Funfact: Buffalo Gold

Did you know that the dung of the African buffalo (Syncerus caffer) plays a key role in Sango’s biodiversity? Buffalo dung is a food source for many insects, including beetles and other ground dwellers. These insects in turn attract birds and other wildlife in search of food. Buffalo dung also contributes to soil fertility by replenishing nutrients and encouraging plant growth. This seemingly simple process illustrates the interconnectedness and interdependence of ecosystems and how even dung plays a key role in Sango’s biodiversity.

For example, when they shed their droppings, a variety of creatures, from insects such as cockroaches and beetles to birds, are attracted to them for food. This seemingly small act on the part of the buffalo in turn provides an abundance of food for many species, including birds and more. Their dung becomes its own micro-ecosystem, feeding many.

The community garden I mentioned is a proof of our long-term vision.

What sets Sango apart for you, compared to other places?

Tsumbei: The uniqueness of Sango lies in its seven habitats. They range from plains, to swamps, to forests and acacia woodlands. These habitats are a haven for different species of animals and offer our guests an unparalleled experience. Each habitat provides a diverse and ever-changing experience for our visitors, with each habitat having its own unique species. It’s truly a unique treasure that our guests can’t find anywhere else.

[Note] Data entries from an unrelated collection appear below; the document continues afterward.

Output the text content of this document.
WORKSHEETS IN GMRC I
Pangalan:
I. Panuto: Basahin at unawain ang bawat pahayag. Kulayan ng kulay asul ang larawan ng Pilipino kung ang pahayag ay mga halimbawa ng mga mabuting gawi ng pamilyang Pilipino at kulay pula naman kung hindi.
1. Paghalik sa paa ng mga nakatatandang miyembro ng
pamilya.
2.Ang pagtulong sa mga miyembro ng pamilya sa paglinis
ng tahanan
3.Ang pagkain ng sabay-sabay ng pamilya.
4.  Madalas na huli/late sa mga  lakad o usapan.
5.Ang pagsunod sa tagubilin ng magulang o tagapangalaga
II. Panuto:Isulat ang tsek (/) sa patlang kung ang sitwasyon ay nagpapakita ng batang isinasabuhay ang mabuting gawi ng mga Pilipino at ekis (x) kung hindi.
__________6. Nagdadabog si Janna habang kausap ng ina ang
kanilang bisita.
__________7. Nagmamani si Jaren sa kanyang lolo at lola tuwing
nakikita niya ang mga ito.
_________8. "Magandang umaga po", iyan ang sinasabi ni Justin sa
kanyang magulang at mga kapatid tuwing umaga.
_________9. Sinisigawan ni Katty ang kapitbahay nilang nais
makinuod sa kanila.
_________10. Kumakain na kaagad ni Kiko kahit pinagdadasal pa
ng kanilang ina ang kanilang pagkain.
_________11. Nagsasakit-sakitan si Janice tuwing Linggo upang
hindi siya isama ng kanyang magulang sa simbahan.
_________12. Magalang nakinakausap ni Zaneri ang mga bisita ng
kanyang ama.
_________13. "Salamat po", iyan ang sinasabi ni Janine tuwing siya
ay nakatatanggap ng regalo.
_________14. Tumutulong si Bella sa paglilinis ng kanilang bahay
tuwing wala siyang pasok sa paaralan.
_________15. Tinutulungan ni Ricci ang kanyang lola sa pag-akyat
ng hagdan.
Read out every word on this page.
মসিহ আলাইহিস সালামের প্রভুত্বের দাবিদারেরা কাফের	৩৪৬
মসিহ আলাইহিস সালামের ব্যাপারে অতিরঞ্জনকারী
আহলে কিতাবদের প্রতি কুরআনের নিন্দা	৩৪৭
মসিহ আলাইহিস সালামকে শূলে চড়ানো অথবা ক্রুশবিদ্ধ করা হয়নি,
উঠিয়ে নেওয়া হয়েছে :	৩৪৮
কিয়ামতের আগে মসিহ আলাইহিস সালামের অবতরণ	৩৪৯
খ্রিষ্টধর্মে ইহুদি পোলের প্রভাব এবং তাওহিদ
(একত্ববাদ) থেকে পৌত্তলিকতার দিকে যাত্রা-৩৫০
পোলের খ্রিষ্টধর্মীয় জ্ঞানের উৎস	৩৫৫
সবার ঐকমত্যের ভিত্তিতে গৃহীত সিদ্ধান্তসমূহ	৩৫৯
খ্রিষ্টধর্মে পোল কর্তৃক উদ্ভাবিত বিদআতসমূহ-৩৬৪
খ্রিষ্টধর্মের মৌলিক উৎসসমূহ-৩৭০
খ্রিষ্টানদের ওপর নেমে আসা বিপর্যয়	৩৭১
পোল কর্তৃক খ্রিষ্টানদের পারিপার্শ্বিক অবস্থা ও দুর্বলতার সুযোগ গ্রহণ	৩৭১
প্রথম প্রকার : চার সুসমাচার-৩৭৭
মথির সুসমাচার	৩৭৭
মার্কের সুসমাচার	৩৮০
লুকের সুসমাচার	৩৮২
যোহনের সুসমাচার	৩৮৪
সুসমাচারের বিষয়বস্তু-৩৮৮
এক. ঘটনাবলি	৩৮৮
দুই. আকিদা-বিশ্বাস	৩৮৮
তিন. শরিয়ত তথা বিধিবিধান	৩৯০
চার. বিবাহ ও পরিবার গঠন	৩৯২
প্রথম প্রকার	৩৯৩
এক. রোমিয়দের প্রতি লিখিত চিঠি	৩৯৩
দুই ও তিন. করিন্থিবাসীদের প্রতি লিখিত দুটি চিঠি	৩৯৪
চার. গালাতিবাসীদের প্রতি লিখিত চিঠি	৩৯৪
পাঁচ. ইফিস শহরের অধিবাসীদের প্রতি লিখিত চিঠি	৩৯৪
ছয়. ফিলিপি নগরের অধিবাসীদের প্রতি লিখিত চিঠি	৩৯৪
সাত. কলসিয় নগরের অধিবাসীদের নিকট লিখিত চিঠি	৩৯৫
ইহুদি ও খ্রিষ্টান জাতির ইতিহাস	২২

Sango’s close ties with communities

  1. How is Sango empowering women in the community?
    Sango has a long history of women’s empowerment since our inception in 1993. We prioritise hiring women from the local community for key roles in property maintenance. Our aim goes beyond simply providing jobs – it’s about equipping these women with valuable skills, strengthening their independence and instilling a sense of pride in their work and contribution.
  2. What is it that makes the seven vegetation zones of Sango so unique?
    Sango’s vast landscape is a tapestry of seven distinct vegetation zones, each with its own unique flora and fauna. From plains and swamps to forests and acacia woodlands, this biodiversity ensures that guests experience a diverse and rich array of natural environments in just one visit. Thanks to this unique and diverse fauna, Sango provides the perfect habitat for wildlife over an area of 60,000 hectares (600 km2). This diverse landscape not only enriches our wildlife, but also provides visitors with a comprehensive insight into the wonders of nature.
  3. How does my stay at Sango benefit the local community?
    Each guest’s stay at Sango is about more than just luxury and relaxation in pristine wilderness. By choosing Sango, our guests contribute directly to the livelihood of our local community staff. The income generated helps to ensure that our staff, including the many women we’ve been committed to employing since our inception, receive a fair wage. By immersing themselves in the beauty of Sango, guests also support the welfare and betterment of our dedicated staff and their families.